If that’s the case I set the variable current_state to EnemyState.CHASE. The variable current_state is the same variable that is used in the process-method. Do not forget to at a return statement after you chase the state, otherwise, the method will finish and if you have additional logic this leads to strange behavior.

Now let’s see how I created the _chase_state()-method.

func _chase_state():
    if target == null:
        current_state = EnemyState.IDLE
        return 
    
    var direction = position.direction_to(target)
    
    $AnimationPlayer.play("walking")
    
    motion = move_and_slide(direction * speed)

As you can see the method is very similar to the _idle_state()-method. This is what I do:

  1. First I check if there is still a target, if not I go to the idle state after all the enemy can’t case nothing.
  2. If there is a target, then the enemy moves in the direction of the target.

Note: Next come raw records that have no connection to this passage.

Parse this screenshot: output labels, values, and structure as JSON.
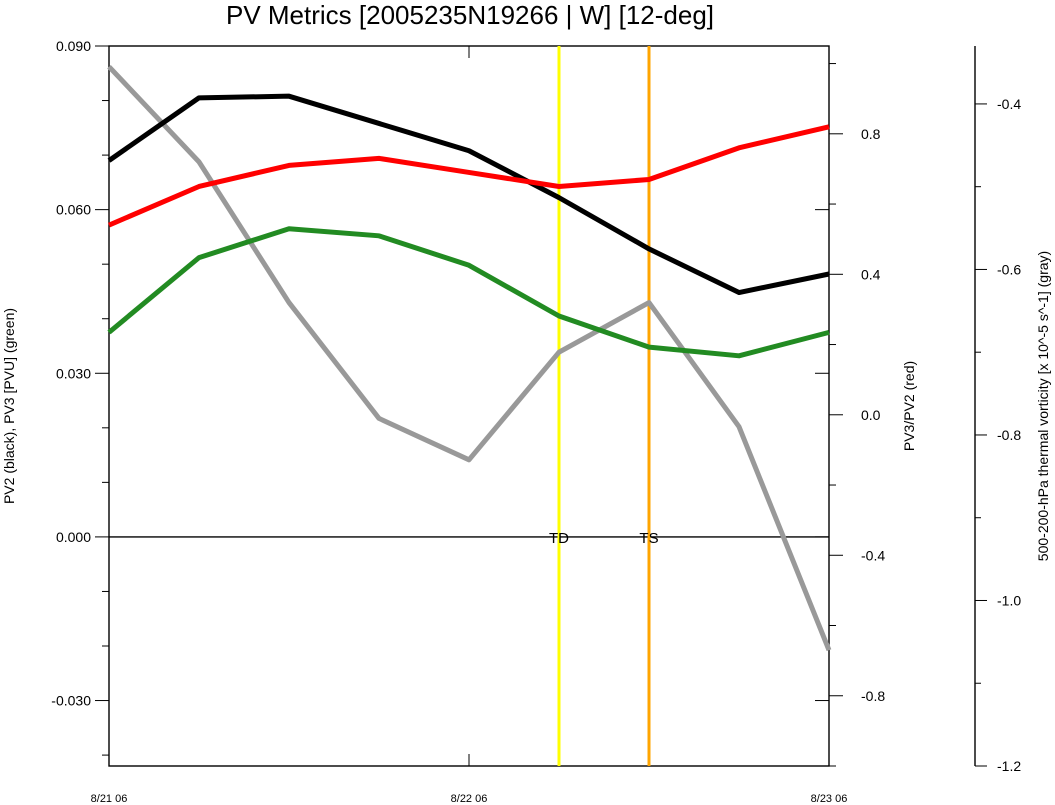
{
  "chart_data": {
    "type": "line",
    "title": "PV Metrics [2005235N19266 | W] [12-deg]",
    "x_tick_labels": [
      "8/21 06",
      "8/22 06",
      "8/23 06"
    ],
    "x": [
      0,
      6,
      12,
      18,
      24,
      30,
      36,
      42,
      48
    ],
    "x_units": "hours since 8/21 06",
    "xlim": [
      0,
      48
    ],
    "left_axis": {
      "label": "PV2 (black), PV3 [PVU] (green)",
      "ylim": [
        -0.042,
        0.09
      ],
      "ticks": [
        0.09,
        0.06,
        0.03,
        0.0,
        -0.03
      ],
      "tick_labels": [
        "0.090",
        "0.060",
        "0.030",
        "0.000",
        "-0.030"
      ]
    },
    "right_axis": {
      "label": "PV3/PV2 (red)",
      "ylim": [
        -1.0,
        1.05
      ],
      "ticks": [
        0.8,
        0.4,
        0.0,
        -0.4,
        -0.8
      ],
      "tick_labels": [
        "0.8",
        "0.4",
        "0.0",
        "-0.4",
        "-0.8"
      ]
    },
    "far_right_axis": {
      "label": "500-200-hPa thermal vorticity [x 10^-5 s^-1] (gray)",
      "ylim": [
        -1.2,
        -0.33
      ],
      "ticks": [
        -0.4,
        -0.6,
        -0.8,
        -1.0,
        -1.2
      ],
      "tick_labels": [
        "-0.4",
        "-0.6",
        "-0.8",
        "-1.0",
        "-1.2"
      ]
    },
    "series": [
      {
        "name": "PV2",
        "axis": "left",
        "color": "#000000",
        "values": [
          0.069,
          0.0805,
          0.0808,
          0.0758,
          0.0708,
          0.0622,
          0.0528,
          0.0448,
          0.0482
        ]
      },
      {
        "name": "PV3",
        "axis": "left",
        "color": "#228b22",
        "values": [
          0.0375,
          0.0512,
          0.0565,
          0.0552,
          0.0498,
          0.0405,
          0.0348,
          0.0332,
          0.0375
        ]
      },
      {
        "name": "PV3/PV2",
        "axis": "right",
        "color": "#ff0000",
        "values": [
          0.54,
          0.65,
          0.71,
          0.73,
          0.69,
          0.65,
          0.67,
          0.76,
          0.82
        ]
      },
      {
        "name": "thermal vorticity",
        "axis": "far_right",
        "color": "#999999",
        "values": [
          -0.355,
          -0.47,
          -0.64,
          -0.78,
          -0.83,
          -0.7,
          -0.64,
          -0.79,
          -1.06
        ]
      }
    ],
    "markers": [
      {
        "label": "TD",
        "x": 30,
        "color": "#ffff00"
      },
      {
        "label": "TS",
        "x": 36,
        "color": "#ffa500"
      }
    ],
    "grid": false
  }
}
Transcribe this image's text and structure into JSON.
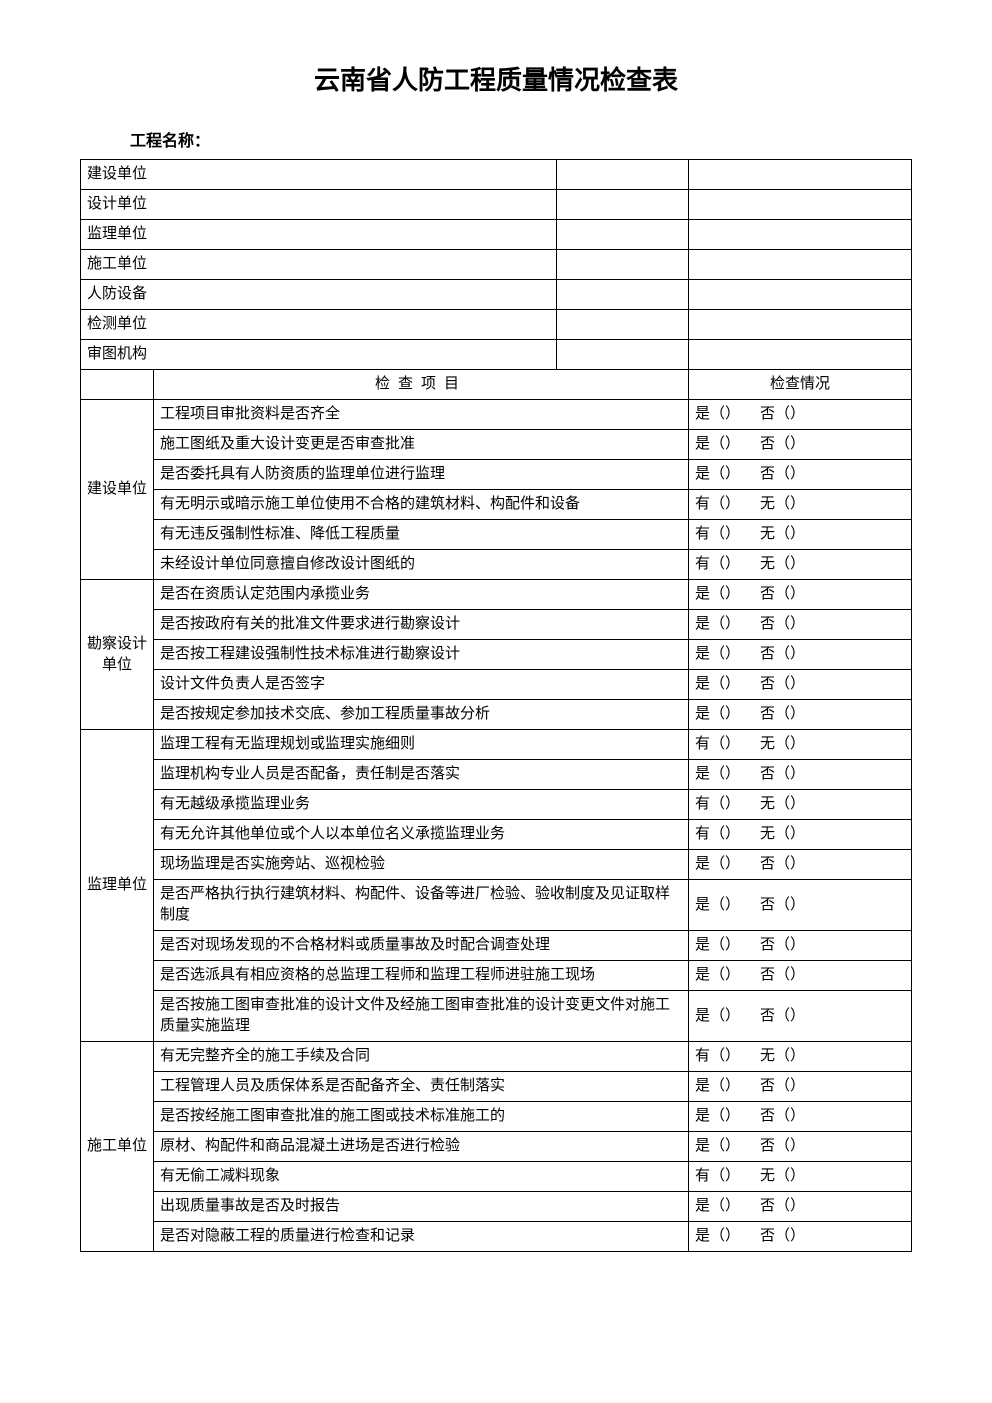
{
  "title": "云南省人防工程质量情况检查表",
  "project_name_label": "工程名称：",
  "header_rows": [
    {
      "label": "建设单位",
      "value": "",
      "status": ""
    },
    {
      "label": "设计单位",
      "value": "",
      "status": ""
    },
    {
      "label": "监理单位",
      "value": "",
      "status": ""
    },
    {
      "label": "施工单位",
      "value": "",
      "status": ""
    },
    {
      "label": "人防设备",
      "value": "",
      "status": ""
    },
    {
      "label": "检测单位",
      "value": "",
      "status": ""
    },
    {
      "label": "审图机构",
      "value": "",
      "status": ""
    }
  ],
  "check_item_header": "检查项目",
  "check_status_header": "检查情况",
  "yes_label": "是",
  "no_label": "否",
  "has_label": "有",
  "none_label": "无",
  "paren": "（）",
  "groups": [
    {
      "name": "建设单位",
      "items": [
        {
          "text": "工程项目审批资料是否齐全",
          "type": "yn"
        },
        {
          "text": "施工图纸及重大设计变更是否审查批准",
          "type": "yn"
        },
        {
          "text": "是否委托具有人防资质的监理单位进行监理",
          "type": "yn"
        },
        {
          "text": "有无明示或暗示施工单位使用不合格的建筑材料、构配件和设备",
          "type": "hn"
        },
        {
          "text": "有无违反强制性标准、降低工程质量",
          "type": "hn"
        },
        {
          "text": "未经设计单位同意擅自修改设计图纸的",
          "type": "hn"
        }
      ]
    },
    {
      "name": "勘察设计单位",
      "items": [
        {
          "text": "是否在资质认定范围内承揽业务",
          "type": "yn"
        },
        {
          "text": "是否按政府有关的批准文件要求进行勘察设计",
          "type": "yn"
        },
        {
          "text": "是否按工程建设强制性技术标准进行勘察设计",
          "type": "yn"
        },
        {
          "text": "设计文件负责人是否签字",
          "type": "yn"
        },
        {
          "text": "是否按规定参加技术交底、参加工程质量事故分析",
          "type": "yn"
        }
      ]
    },
    {
      "name": "监理单位",
      "items": [
        {
          "text": "监理工程有无监理规划或监理实施细则",
          "type": "hn"
        },
        {
          "text": "监理机构专业人员是否配备，责任制是否落实",
          "type": "yn"
        },
        {
          "text": "有无越级承揽监理业务",
          "type": "hn"
        },
        {
          "text": "有无允许其他单位或个人以本单位名义承揽监理业务",
          "type": "hn"
        },
        {
          "text": "现场监理是否实施旁站、巡视检验",
          "type": "yn"
        },
        {
          "text": "是否严格执行执行建筑材料、构配件、设备等进厂检验、验收制度及见证取样制度",
          "type": "yn"
        },
        {
          "text": "是否对现场发现的不合格材料或质量事故及时配合调查处理",
          "type": "yn"
        },
        {
          "text": "是否选派具有相应资格的总监理工程师和监理工程师进驻施工现场",
          "type": "yn"
        },
        {
          "text": "是否按施工图审查批准的设计文件及经施工图审查批准的设计变更文件对施工质量实施监理",
          "type": "yn"
        }
      ]
    },
    {
      "name": "施工单位",
      "items": [
        {
          "text": "有无完整齐全的施工手续及合同",
          "type": "hn"
        },
        {
          "text": "工程管理人员及质保体系是否配备齐全、责任制落实",
          "type": "yn"
        },
        {
          "text": "是否按经施工图审查批准的施工图或技术标准施工的",
          "type": "yn"
        },
        {
          "text": "原材、构配件和商品混凝土进场是否进行检验",
          "type": "yn"
        },
        {
          "text": "有无偷工减料现象",
          "type": "hn"
        },
        {
          "text": "出现质量事故是否及时报告",
          "type": "yn"
        },
        {
          "text": "是否对隐蔽工程的质量进行检查和记录",
          "type": "yn"
        }
      ]
    }
  ]
}
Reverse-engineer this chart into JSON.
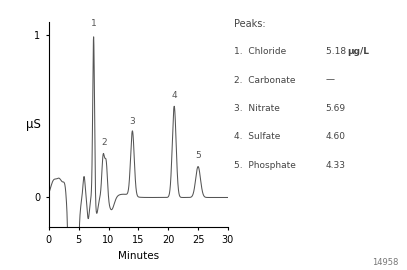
{
  "xlabel": "Minutes",
  "ylabel": "μS",
  "xlim": [
    0,
    30
  ],
  "ylim": [
    -0.18,
    1.08
  ],
  "yticks": [
    0,
    1
  ],
  "xticks": [
    0,
    5,
    10,
    15,
    20,
    25,
    30
  ],
  "line_color": "#555555",
  "background_color": "#ffffff",
  "annotation_color": "#555555",
  "figure_id": "14958",
  "legend_lines": [
    "Peaks:",
    "1.  Chloride",
    "2.  Carbonate",
    "3.  Nitrate",
    "4.  Sulfate",
    "5.  Phosphate"
  ],
  "legend_values": [
    "",
    "5.18 μg/L",
    "—",
    "5.69",
    "4.60",
    "4.33"
  ],
  "peak_annotations": [
    [
      7.5,
      1.0,
      "1"
    ],
    [
      9.3,
      0.27,
      "2"
    ],
    [
      14.0,
      0.4,
      "3"
    ],
    [
      21.0,
      0.56,
      "4"
    ],
    [
      25.0,
      0.19,
      "5"
    ]
  ]
}
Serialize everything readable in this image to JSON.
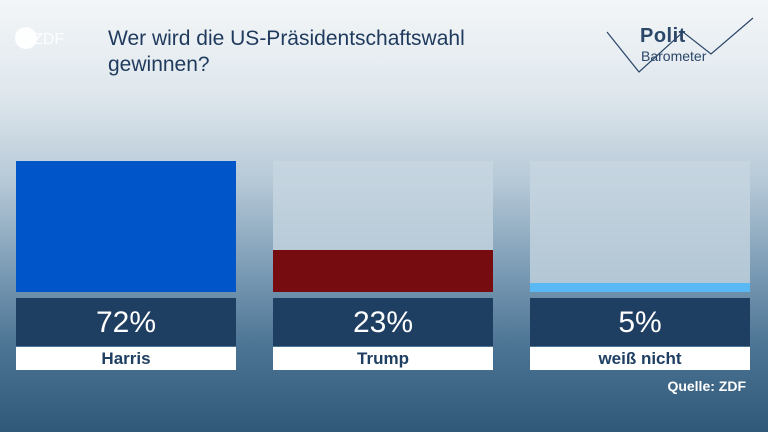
{
  "header": {
    "logo_text": "ZDF",
    "title": "Wer wird die US-Präsidentschaftswahl gewinnen?",
    "brand_title": "Polit",
    "brand_subtitle": "Barometer"
  },
  "colors": {
    "harris": "#0056c8",
    "trump": "#760c10",
    "unknown": "#5ab9f5",
    "value_box": "#1e3e62"
  },
  "chart_data": {
    "type": "bar",
    "categories": [
      "Harris",
      "Trump",
      "weiß nicht"
    ],
    "values": [
      72,
      23,
      5
    ],
    "value_labels": [
      "72%",
      "23%",
      "5%"
    ],
    "ylim": [
      0,
      72
    ],
    "title": "Wer wird die US-Präsidentschaftswahl gewinnen?",
    "xlabel": "",
    "ylabel": "",
    "grid": false,
    "legend": "none"
  },
  "footer": {
    "source": "Quelle: ZDF"
  }
}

You can find the complete implementation of my game on my github.

Conclusion

This is a very bare-bones implementation of the Finite State Machine design pattern, but for my use case, it was enough. I’ve also experimented with a version of this design pattern using different nodes for every state but I felt that it was too complicated to be used in a game jam.

This implementation is also not very suitable for when you have a lot of different states, because your code will become a mess.